On a weekend lull before new political storms, what poet Randall Jarrell called “the sad heart at the supermarket” is filled with mixed emotions over American life, a tangle of instinctive knowing and willed ignorance he evoked 50 years ago.
“If we meet an honest and intelligent politician,” Jarrell wrote, “a dozen, a hundred, we say that they aren’t like politicians at all, and our category of politician stays unchanged; we know what politicians are like.”
In that era, JFK would say, “You can’t beat brains.” But his own experience proved you sometimes could. David Halberstam devoted an ironically titled book, “The Best and the Brightest,” to how Kennedy intellectuals led the country into a Vietnam quagmire.
Now, in a time of overflowing opinions, the question comes back in haunting new forms, in dispiriting debate over elitism vs. common sense, rigorous analysis vs. raging prejudice, sophistication vs. aggressive ignorance.
As Todd Akin makes Mitt Romney look like an intellectual giant, Romney’s own emptiness becomes an irresistible target. Willingly or not, we are dragged into new versions of the old argument.

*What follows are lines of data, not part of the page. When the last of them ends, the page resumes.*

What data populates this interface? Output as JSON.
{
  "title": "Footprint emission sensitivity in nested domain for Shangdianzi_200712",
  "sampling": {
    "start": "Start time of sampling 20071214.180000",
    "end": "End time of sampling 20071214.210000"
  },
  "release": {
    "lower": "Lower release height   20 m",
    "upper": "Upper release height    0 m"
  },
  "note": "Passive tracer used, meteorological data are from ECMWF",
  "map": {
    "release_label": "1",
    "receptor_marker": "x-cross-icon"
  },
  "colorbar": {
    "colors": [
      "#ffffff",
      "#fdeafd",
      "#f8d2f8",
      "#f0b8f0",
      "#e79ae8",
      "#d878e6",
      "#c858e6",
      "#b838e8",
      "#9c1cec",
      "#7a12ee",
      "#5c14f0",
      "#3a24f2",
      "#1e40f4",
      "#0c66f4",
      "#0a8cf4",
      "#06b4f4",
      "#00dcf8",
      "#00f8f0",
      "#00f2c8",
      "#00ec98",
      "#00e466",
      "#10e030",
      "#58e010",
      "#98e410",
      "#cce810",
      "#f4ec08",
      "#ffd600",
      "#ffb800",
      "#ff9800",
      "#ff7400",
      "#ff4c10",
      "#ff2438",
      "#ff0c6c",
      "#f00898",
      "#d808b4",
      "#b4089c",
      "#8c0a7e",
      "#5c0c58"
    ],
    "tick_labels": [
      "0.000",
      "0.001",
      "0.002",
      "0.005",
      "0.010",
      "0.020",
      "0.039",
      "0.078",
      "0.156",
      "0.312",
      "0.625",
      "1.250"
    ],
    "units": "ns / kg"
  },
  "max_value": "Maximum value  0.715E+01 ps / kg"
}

Why can’t we have better? Even, as in the VP contest, the lines of demarcation break down to mislabel Paul Ryan wonkiness and Joe Biden emotional outbursts, the categories don’t hold their own contradictions.
If we reduce national discussion to liberal soft-headedness/conservative common sense or liberal smarts/conservative stupidity, we broaden the national breach and narrow any ground for connection, let alone consensus.